- Ex-government ministers and former allies of the city leader among 35 signatories of joint statement
- Religious leaders call for full withdrawal of the legislation
More than 30 senior leaders from across Hong Kong civil society " including ex-government ministers and former allies of the city leader " have called on the administration to launch an independent inquiry into recent clashes between protesters and police sparked by the extradition bill.
Local Christian leaders joined the call in a separate appeal. In the joint message, Cardinal John Tong and Reverend Eric So Shing-yit, chairman of the Hong Kong Christian Council, also urged the bill's withdrawal.
In a statement issued on Friday morning, 35 signatories to the first statement said a commission of inquiry would be the best way to ease tensions and heal divisions in society in the wake of the debacle over city leader Carrie Lam Cheng Yuet-ngor's extradition bill.
"The chief executive should show her political and moral courage to resolve the ongoing conflicts in society," the statement read.
"Political problems have to be resolved by political means.
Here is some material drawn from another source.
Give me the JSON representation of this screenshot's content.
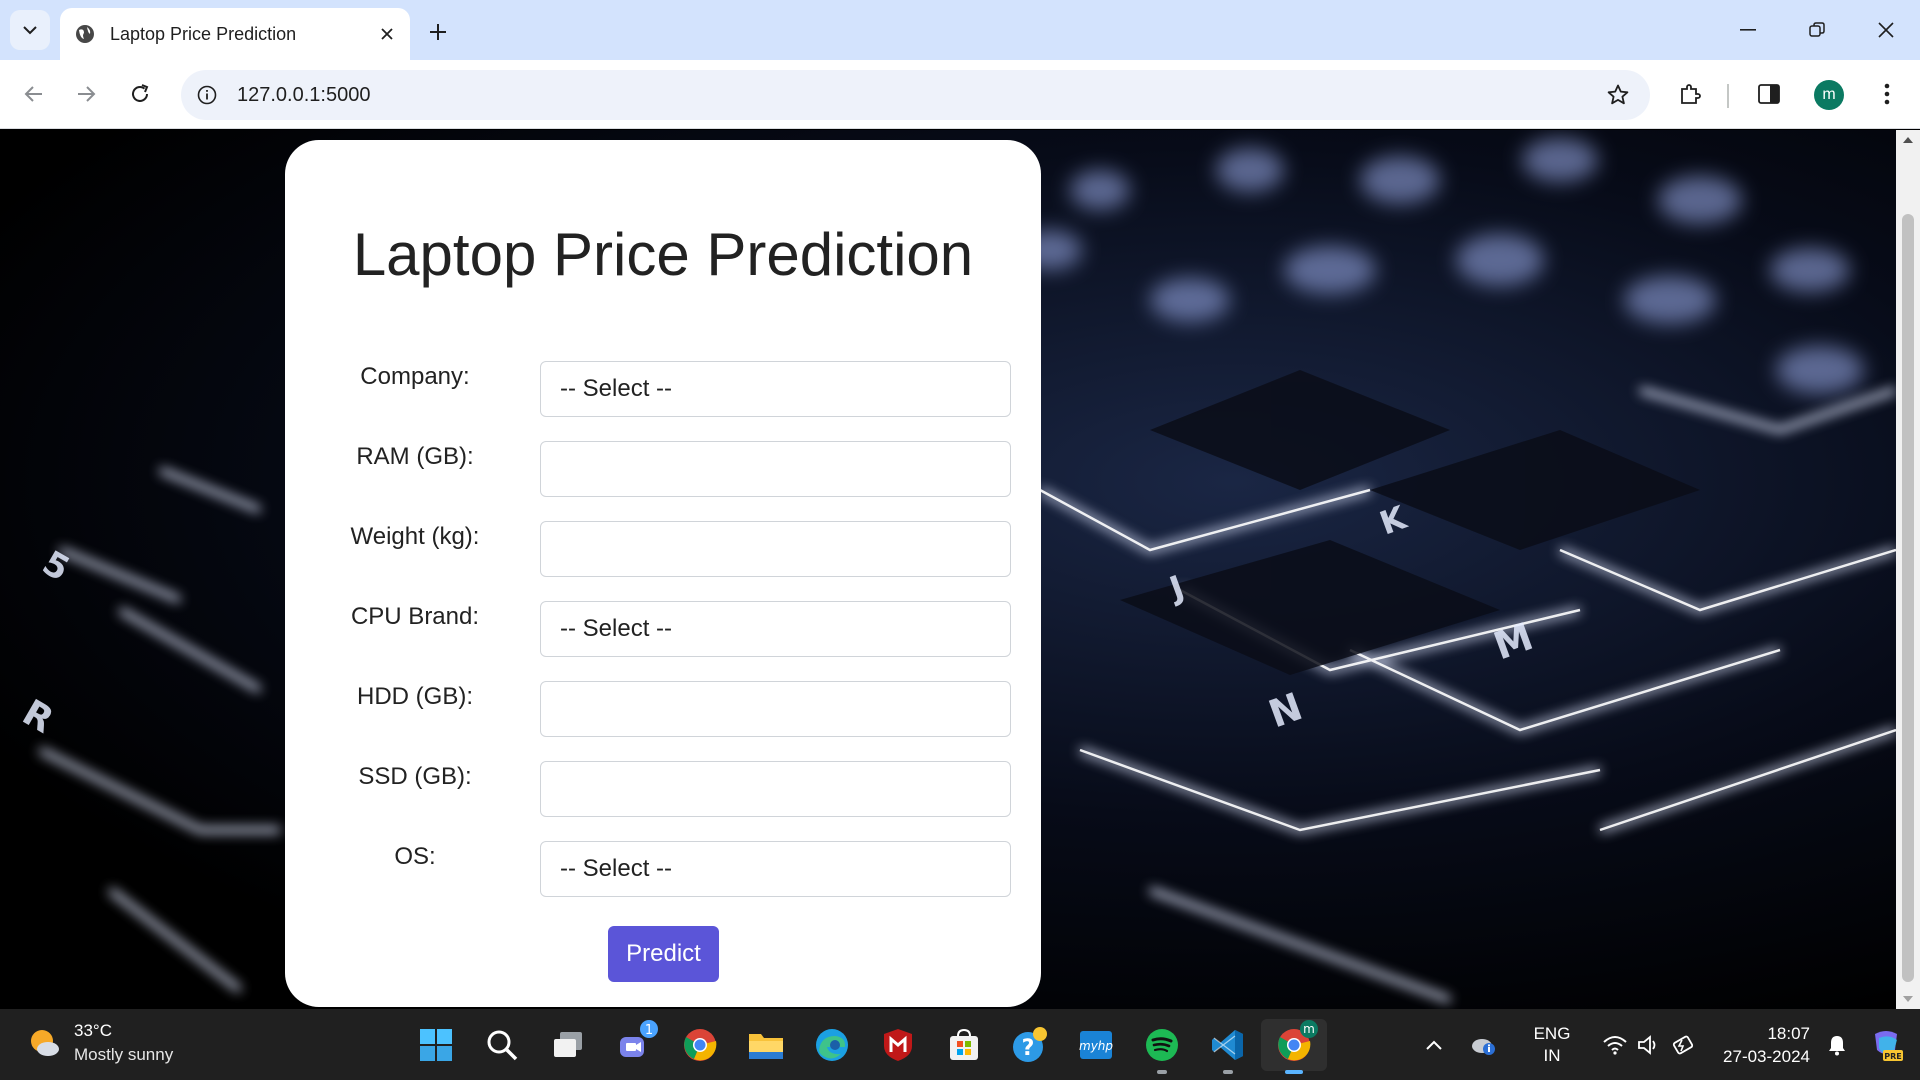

The government should not put frontline police officers near flashpoints of political conflicts."
They said an independent inquiry could establish the truth about the clashes between protesters and police since the first major confrontation in Admiralty on June 12.
Leading microbiologist Yuen Kwok-yung and former Chinese University vice chancellor Joseph Sung Jao-yiu were among the signatories. So were chairman of the Harbourfront Commission Vincent Ng Wing-shun, chief executive of the Hong Kong General Chamber of Commerce Shirley Yuen, former chairman of the Commission on Youth Philemon Choi Yuen-wan, and chairman of Hong Kong Television Network Ricky Wong Wai-kay.
Ng nominated Lam for chief executive in 2017. Former deputy broadcasting director Tai Keen-man, who also signed the joint statement, was Lam's election campaign spokesman.
Eight former political appointees, including former labour and welfare minister Stephen Sui Wai-keung and former undersecretary for transport and housing Yau Shing-mu, also signed the statement, as well as former government economist Kwok Kwok-chuen.
Lam on July 9 rejected calls for a top-level investigation into clashes between police and protesters. She said the Independent Police Complaints Council would investigate and all parties could provide information.
There have been widespread calls for a judge-led commission of inquiry, with former chief justice Andrew Li Kwok-nang among the latest to support such a move, in a Post commentary.
Masked group defaces Lennon Wall in Tai Po
Protests in the city last month attracted up to 2 million demonstrators, who took to the streets to oppose a bill that would allow the transfer of criminal suspects to jurisdictions with which the city does not have a fugitive agreement, including mainland China. The government suspended the bill and indicated it would not return it to the legislature, but protesters continued to call for its full withdrawal.
The group's statement also called on protesters not to resort to violence, adding that senior police officers should avoid escalating conflict when devising strategies for handling protests.
Meanwhile, nine city groups and nine professionals from business, education, social welfare, arts and IT sectors, issued a joint statement on Friday calling on the government to set up a commission of inquiry.
The signatories included the Hong Kong Association of the Heads of Secondary Schools, the Information Technology Federation, the Council of Social Service, United Muslim Association, the Hong Kong Art and Design Community, the Chartered Institute of Marketing, and Eric Cheung Tat-ming, the University of Hong Kong law scholar.
The signatories called on people and organisations from other sectors to join the petition.